Let me tell you a story about T-Mobile. My wife uses it so that she doesn't have to pay for wireless while we're abroad. So we went to Italy recently and were gone for two months. She didn't even notify T-Mobile. But she didn't use it, and they didn't charge her. After two months, we landed at JFK airport and, while still in the plane she fired up her iPhone and service was just there, including her old phone number. She paid for the current month by phone, and everything continued uninterrupted.

Thanks to unlimited international roaming, however, T-Mobile has given her a reason to keep paying for service while abroad.

How to keep gadgets charged abroad
Reliable, available electricity can be problematic. The solution is very simple, actually.
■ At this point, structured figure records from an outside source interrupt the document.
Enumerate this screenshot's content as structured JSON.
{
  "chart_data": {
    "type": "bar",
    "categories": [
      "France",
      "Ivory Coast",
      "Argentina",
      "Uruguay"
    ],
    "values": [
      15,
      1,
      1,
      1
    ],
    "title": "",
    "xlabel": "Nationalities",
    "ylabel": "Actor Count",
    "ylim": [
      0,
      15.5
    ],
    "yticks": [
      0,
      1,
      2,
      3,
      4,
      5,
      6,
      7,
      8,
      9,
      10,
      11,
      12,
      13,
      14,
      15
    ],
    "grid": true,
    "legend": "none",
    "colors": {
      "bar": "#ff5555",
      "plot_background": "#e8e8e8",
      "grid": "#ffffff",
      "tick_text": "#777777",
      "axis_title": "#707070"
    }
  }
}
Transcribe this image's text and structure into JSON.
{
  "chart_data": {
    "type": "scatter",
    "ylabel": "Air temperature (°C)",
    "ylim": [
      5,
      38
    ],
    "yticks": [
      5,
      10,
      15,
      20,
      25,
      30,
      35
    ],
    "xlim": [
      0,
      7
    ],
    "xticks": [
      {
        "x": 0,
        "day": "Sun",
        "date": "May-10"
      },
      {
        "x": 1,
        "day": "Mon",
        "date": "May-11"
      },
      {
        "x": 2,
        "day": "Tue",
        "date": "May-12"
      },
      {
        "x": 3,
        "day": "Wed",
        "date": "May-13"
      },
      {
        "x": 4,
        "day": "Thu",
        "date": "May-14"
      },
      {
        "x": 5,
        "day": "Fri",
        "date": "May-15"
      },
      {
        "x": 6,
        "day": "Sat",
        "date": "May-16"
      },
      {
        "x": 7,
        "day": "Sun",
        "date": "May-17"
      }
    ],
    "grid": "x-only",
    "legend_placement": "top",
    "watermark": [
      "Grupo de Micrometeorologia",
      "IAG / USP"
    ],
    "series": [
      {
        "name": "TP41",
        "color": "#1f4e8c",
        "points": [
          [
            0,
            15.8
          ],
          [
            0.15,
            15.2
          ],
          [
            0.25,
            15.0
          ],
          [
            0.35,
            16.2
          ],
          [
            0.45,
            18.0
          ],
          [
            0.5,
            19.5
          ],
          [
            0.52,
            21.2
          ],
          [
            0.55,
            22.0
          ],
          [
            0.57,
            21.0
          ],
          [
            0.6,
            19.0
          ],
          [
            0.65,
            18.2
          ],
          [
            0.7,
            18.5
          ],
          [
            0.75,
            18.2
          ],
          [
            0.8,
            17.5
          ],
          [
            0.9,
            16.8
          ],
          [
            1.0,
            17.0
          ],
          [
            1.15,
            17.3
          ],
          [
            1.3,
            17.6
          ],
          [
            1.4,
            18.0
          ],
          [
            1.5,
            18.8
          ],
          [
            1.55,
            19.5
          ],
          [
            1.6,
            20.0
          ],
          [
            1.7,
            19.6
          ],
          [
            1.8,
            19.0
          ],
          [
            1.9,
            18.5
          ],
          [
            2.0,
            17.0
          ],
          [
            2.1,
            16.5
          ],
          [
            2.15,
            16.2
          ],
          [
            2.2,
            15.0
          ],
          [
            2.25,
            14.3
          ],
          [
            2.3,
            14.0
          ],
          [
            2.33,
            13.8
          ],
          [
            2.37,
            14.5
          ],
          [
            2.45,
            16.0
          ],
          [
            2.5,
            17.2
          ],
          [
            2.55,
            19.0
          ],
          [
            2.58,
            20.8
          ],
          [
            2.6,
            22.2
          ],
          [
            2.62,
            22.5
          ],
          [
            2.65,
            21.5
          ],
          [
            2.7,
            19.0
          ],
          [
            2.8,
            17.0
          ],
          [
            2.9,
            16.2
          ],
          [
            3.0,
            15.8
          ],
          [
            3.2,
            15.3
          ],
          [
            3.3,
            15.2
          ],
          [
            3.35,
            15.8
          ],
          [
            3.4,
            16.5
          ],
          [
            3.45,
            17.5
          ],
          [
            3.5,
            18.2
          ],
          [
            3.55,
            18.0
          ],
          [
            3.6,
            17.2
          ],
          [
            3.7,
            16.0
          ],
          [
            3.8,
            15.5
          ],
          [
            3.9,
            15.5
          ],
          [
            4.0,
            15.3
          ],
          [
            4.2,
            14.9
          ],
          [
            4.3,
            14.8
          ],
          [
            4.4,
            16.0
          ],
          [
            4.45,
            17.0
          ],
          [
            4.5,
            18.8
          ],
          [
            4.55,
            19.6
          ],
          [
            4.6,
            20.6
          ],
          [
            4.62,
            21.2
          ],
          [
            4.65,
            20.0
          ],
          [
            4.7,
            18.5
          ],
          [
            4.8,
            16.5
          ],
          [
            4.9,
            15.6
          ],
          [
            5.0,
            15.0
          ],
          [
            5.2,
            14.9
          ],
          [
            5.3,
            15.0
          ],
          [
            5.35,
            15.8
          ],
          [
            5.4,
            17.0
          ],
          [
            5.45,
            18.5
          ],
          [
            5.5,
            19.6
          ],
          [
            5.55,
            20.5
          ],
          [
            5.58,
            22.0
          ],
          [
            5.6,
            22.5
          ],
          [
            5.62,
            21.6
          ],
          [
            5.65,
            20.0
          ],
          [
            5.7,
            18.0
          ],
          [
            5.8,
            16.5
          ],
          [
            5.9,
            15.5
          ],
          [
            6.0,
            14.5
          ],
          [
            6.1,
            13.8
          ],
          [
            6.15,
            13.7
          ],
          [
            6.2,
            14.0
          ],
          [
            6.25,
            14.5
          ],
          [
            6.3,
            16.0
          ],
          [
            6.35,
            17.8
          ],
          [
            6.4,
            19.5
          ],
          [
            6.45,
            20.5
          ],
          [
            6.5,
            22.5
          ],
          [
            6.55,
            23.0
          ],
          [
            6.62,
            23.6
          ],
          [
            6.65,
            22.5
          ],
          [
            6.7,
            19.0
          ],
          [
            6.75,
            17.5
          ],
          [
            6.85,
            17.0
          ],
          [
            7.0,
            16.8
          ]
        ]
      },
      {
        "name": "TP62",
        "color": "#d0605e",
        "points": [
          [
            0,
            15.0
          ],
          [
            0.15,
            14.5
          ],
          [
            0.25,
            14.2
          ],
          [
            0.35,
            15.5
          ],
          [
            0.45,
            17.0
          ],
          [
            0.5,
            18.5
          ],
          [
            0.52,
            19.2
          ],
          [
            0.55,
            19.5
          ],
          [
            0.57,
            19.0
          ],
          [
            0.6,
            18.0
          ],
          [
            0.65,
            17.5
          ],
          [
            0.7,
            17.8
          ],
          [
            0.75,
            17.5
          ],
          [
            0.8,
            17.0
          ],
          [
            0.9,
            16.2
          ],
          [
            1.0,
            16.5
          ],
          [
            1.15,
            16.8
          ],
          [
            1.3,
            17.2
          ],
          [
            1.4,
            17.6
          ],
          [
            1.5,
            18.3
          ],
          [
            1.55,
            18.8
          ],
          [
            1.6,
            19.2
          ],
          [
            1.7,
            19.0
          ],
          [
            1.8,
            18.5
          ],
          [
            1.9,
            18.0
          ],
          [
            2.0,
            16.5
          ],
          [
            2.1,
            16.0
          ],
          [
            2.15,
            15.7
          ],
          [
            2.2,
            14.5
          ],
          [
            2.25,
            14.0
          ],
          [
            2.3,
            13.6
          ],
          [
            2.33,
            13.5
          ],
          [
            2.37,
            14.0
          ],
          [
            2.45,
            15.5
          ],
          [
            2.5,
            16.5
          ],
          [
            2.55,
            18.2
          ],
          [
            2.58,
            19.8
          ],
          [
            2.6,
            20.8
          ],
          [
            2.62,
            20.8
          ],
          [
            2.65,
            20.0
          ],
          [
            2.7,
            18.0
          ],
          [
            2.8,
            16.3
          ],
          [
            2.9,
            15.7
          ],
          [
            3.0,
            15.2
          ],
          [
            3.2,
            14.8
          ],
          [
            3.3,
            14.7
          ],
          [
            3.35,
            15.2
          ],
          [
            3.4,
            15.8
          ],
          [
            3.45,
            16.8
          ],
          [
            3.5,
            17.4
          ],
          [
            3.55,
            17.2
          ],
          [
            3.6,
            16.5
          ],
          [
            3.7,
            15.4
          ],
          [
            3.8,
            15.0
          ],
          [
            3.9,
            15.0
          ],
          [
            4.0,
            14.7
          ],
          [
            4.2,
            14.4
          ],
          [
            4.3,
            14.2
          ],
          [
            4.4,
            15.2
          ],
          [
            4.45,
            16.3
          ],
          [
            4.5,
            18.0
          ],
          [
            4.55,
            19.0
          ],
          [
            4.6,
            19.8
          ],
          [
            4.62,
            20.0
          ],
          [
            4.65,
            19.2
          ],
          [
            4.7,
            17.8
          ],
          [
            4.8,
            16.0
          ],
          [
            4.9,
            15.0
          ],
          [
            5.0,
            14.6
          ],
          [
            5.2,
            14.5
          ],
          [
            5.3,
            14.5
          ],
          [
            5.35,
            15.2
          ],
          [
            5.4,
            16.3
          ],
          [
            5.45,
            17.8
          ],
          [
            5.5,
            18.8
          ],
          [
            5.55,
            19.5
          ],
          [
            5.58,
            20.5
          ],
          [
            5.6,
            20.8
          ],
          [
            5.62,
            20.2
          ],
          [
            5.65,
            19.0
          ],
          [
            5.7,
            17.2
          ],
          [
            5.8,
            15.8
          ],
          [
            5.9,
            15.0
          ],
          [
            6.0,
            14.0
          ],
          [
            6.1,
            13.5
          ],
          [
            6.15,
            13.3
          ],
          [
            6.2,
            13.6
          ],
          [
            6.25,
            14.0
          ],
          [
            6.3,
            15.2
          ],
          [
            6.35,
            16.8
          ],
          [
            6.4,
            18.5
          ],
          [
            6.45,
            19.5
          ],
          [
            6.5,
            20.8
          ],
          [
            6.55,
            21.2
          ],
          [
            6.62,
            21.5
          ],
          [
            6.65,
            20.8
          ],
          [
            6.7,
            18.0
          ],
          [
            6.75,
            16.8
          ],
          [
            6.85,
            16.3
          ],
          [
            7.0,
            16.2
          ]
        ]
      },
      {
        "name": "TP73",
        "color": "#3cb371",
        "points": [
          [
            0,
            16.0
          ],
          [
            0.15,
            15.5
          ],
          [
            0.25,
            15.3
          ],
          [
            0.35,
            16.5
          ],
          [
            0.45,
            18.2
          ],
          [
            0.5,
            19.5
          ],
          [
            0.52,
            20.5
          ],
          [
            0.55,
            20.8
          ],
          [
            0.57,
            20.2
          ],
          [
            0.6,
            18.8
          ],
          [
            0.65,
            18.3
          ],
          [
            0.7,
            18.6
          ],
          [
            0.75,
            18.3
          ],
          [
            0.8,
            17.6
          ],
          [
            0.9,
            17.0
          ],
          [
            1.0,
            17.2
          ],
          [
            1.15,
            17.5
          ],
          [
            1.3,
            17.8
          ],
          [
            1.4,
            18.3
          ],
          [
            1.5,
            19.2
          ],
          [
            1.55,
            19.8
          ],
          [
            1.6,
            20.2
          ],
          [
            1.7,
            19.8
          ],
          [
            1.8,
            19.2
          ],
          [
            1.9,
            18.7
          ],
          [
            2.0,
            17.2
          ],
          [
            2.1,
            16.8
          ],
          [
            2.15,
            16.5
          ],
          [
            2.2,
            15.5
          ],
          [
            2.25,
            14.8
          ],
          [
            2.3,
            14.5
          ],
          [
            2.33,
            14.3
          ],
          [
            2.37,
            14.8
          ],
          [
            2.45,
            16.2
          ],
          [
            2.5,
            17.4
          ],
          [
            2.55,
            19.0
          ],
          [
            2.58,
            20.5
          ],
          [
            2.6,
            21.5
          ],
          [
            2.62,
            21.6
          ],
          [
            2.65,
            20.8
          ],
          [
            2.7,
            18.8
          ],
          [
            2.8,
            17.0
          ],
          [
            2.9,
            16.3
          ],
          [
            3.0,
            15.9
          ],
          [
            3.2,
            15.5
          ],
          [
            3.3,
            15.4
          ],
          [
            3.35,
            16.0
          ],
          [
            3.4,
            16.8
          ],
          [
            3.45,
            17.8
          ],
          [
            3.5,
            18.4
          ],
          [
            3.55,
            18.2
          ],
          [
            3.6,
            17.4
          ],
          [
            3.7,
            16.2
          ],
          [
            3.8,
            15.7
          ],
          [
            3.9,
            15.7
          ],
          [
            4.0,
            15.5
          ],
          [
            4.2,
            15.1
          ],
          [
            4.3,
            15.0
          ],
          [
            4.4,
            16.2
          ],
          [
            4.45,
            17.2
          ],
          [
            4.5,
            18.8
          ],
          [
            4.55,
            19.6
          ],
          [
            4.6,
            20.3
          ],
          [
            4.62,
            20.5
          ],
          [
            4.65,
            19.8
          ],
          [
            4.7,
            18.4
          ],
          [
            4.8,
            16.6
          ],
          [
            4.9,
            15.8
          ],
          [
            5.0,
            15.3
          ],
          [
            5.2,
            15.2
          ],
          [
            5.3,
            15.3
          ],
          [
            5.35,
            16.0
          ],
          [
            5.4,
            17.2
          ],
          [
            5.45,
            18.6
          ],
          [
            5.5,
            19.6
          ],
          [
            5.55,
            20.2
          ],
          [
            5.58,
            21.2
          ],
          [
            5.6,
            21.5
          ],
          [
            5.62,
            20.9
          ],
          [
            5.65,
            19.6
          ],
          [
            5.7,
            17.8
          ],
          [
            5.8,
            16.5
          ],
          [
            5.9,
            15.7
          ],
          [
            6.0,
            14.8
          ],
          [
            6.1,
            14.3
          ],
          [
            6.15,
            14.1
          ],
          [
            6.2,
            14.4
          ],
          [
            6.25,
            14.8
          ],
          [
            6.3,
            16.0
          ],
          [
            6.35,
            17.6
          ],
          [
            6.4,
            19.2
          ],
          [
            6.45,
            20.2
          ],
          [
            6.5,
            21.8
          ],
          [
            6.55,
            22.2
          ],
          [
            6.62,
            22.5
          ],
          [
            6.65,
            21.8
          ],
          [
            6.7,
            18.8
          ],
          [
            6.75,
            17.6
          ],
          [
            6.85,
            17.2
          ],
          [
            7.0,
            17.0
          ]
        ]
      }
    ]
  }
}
Make sure to give priority to battery life when choosing your electronics, and always carry and use a portable battery pack.

Look for two things in a battery pack: High milliampere-hour ratings (the more the better, but at least 10,000 mAh for just phones and tablets and at least 18,000 mAh if you want to charge a laptop) and high construction and durability ratings from other users (Many batteries are powerful but shoddy and unreliable).

Always charge everything whenever you get the chance. Turn off Wi-Fi, GPS and Bluetooth when you're not using it, and turn down screen brightness to conserve energy.

I'm a digital nomad, and so are you. These tips and best practices will help you hang on to your expensive mobile gadgets and keep them connected and powered as well — whether you're sitting in a hookah joint in Marrakesh or a Starbucks in Poughkeepsie.

Believe me when I tell you that I've learned these things the hard way. But you don't have to.